Custom domain for global availability
Deploying MuleSoft applications across multiple Private Spaces adds regional redundancy, but true high availability requires a unified endpoint. MuleSoft assigns region-specific DNS names that tie traffic to one region. By configuring a custom domain, you can abstract regional dependencies, enable seamless failover between regions, and provide a consistent experience for consumers, a key step toward enterprise-grade resilience.
Global DNS and routing
Because each region has its own endpoint, you need a global DNS service such as AWS Route 53 to present a unified hostname to your consumers. DNS routing policies help you direct traffic intelligently across regions:
- Latency-based routing: Sends requests to the closest healthy region
- Failover routing: Automatically redirects traffic to another region during outages
- Weighted routing: Distributes traffic proportionally or supports gradual rollouts
This abstraction ensures your clients interact with a single, consistent domain while you manage resilience and performance behind the scenes.

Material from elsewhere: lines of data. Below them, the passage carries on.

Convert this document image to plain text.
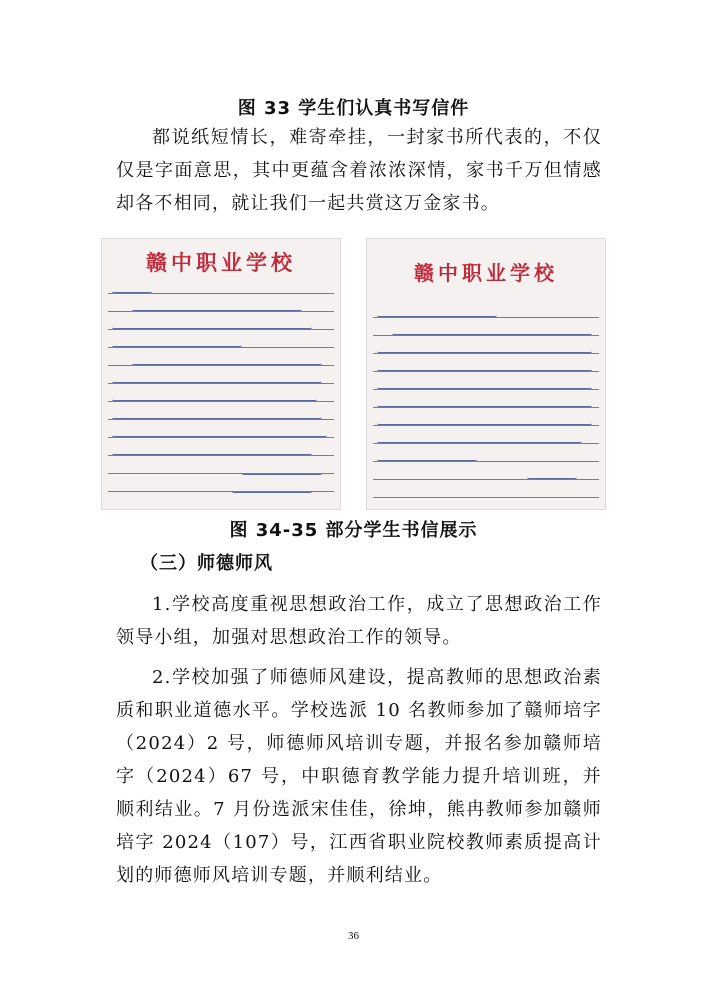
图 33 学生们认真书写信件

都说纸短情长，难寄牵挂，一封家书所代表的，不仅仅是字面意思，其中更蕴含着浓浓深情，家书千万但情感却各不相同，就让我们一起共赏这万金家书。

赣中职业学校	赣中职业学校
图 34-35 部分学生书信展示
（三）师德师风

1.学校高度重视思想政治工作，成立了思想政治工作领导小组，加强对思想政治工作的领导。

2.学校加强了师德师风建设，提高教师的思想政治素质和职业道德水平。学校选派 10 名教师参加了赣师培字（2024）2 号，师德师风培训专题，并报名参加赣师培字（2024）67 号，中职德育教学能力提升培训班，并顺利结业。7 月份选派宋佳佳，徐坤，熊冉教师参加赣师培字 2024（107）号，江西省职业院校教师素质提高计划的师德师风培训专题，并顺利结业。

36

Choose the approach that aligns with your SLA commitments, recovery time objectives (RTO), and recovery point objectives (RPO).
4 steps to set up multi-region Private Spaces
Let’s go through each step you’ll need to set up your multi-region Private Space.
1. Create Private Spaces in multiple regions
Create two Private Spaces in different regions following the MuleSoft documentation: Creating Private Spaces.
- us-west-2 → US West (Oregon)
- us-east-1 → US East (N. Virginia)
TLS configuration: Each Private Space includes a default cloudhub.io TLS context.
For custom domains, upload your keystore and truststore, bind them as a TLS context, and point your domain to the CloudHub-provided FQDN using a CNAME record.


2. Deploy APIs to each Private Space
Deploy your application to each region’s Private Space.

3. Configure global DNS (Route 53)
In your Route 53 hosted zone, create CNAME records for each regional deployment:
- test-api-v1.api.example.com → test-api-v1-abcdef.12a34b.usa-w2.cloudhub.io
- test-api-v1.api.example.com → test-api-v1-abcdef.23a45b.usa-e1.cloudhub.io
Apply a routing policy that matches your architecture:
- Active-active: Latency-based or weighted routing.
- Active-passive: Failover routing with Route 53 health checks.

Ensure each endpoint has a health check configured so Route 53 can detect outages and reroute traffic automatically. The following health checks monitor the API endpoints in us-west-2 and us-east-1, ensuring traffic automatically fails over to the healthy region when an outage occurs.


4. Validate and test
From different geographies, use tools like dig, nslookup, or curl to confirm DNS routing behavior. Verify that your API is accessible via the global hostname and that it routes traffic to the nearest healthy region.

Building for resilience
Designing for high availability in CloudHub 2.0 requires planning beyond a single region. Private Spaces provide the foundation for secure, isolated deployments. When extended across multiple AWS regions with a global DNS layer, they offer true protection against regional outages.
Whether you adopt an active-active model for maximum resilience or an active-passive model for cost efficiency, the goal remains the same, ensuring your APIs stay available despite failures in any single region.
Downtime directly impacts business outcomes. By implementing a multi-region strategy, you strengthen your infrastructure, deliver consistent experiences across geographies, and meet your customers’ and partners’ uptime expectations.